Attempted solution after reading the comments:

Applying the reflection principle, get $$ \mathbb{P}(\sup_{t\in[n,n+1]}|B_t-B_n|\geq \sqrt{n})\leq\mathbb{P}(\max_{t\in[n,n+1]}(B_t-B_n)\geq\sqrt{n})+\mathbb{P}(\min_{t\in[n,n+1]}(B_t-B_n)\leq-\sqrt{n})=4\mathbb{P}(B_1\geq \sqrt{n}). $$ Now check that $$ \mathbb{P}(B_1\geq \sqrt{n})\leq\frac{E(B^4)}{n^2}=\frac{c}{n^2}. $$ Since the series $\sum_{n\geq1}\frac{c}{n^2}$ converges, by Borel-Cantelli get that $$ \limsup(\sup_{t\in[n,n+1]}|B_t-B_n|\geq \sqrt{n})=0, $$ which implies the conclusion.

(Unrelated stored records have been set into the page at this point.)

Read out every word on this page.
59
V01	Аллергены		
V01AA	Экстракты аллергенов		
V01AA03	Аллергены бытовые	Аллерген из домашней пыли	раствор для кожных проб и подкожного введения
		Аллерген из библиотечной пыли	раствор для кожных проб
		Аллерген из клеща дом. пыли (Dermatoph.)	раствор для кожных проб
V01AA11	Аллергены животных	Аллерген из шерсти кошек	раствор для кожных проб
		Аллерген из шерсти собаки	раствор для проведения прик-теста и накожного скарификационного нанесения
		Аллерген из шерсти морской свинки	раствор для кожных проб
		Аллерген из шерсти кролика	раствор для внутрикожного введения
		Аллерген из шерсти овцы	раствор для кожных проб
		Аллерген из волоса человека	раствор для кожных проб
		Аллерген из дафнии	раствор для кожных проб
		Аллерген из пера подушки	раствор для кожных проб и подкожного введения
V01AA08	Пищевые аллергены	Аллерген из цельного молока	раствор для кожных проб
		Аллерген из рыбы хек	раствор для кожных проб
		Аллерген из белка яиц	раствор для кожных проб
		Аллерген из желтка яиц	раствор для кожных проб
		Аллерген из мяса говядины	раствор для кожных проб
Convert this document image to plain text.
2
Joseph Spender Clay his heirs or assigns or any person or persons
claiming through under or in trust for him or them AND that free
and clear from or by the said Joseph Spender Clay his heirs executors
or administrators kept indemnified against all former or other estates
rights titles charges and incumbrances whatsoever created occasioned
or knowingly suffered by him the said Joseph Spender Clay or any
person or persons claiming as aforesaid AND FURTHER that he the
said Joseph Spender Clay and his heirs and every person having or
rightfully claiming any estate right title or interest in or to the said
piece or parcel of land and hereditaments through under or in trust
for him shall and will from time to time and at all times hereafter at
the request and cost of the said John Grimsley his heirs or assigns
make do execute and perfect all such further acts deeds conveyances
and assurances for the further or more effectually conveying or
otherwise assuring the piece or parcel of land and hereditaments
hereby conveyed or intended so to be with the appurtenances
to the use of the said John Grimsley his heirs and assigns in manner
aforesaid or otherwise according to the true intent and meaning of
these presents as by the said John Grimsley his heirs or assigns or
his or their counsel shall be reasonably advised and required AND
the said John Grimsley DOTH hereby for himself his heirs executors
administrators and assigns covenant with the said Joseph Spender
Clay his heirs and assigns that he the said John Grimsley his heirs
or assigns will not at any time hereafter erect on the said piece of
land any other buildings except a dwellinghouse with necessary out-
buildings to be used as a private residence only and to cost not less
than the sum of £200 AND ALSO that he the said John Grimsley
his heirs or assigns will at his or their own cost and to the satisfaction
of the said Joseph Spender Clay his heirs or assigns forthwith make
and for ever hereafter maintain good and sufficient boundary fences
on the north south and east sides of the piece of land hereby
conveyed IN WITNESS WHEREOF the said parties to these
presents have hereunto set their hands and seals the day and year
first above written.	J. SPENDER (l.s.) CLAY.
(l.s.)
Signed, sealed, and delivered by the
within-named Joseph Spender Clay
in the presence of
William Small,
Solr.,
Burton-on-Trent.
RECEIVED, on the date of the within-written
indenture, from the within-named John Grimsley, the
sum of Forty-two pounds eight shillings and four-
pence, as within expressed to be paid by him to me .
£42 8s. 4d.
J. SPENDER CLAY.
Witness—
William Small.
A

Is this right? It seems that I have not used the fact that the sets $(\sup_{t\in[n,n+1]}|B_t-B_n|\geq \sqrt{n})$ are independent, and that the same proof also shows that in the statement of the theorem one can take any sequence $a_n$ such that there is a $k>0$ such that $\sum_n \frac{1}{a_n^k}$ converges.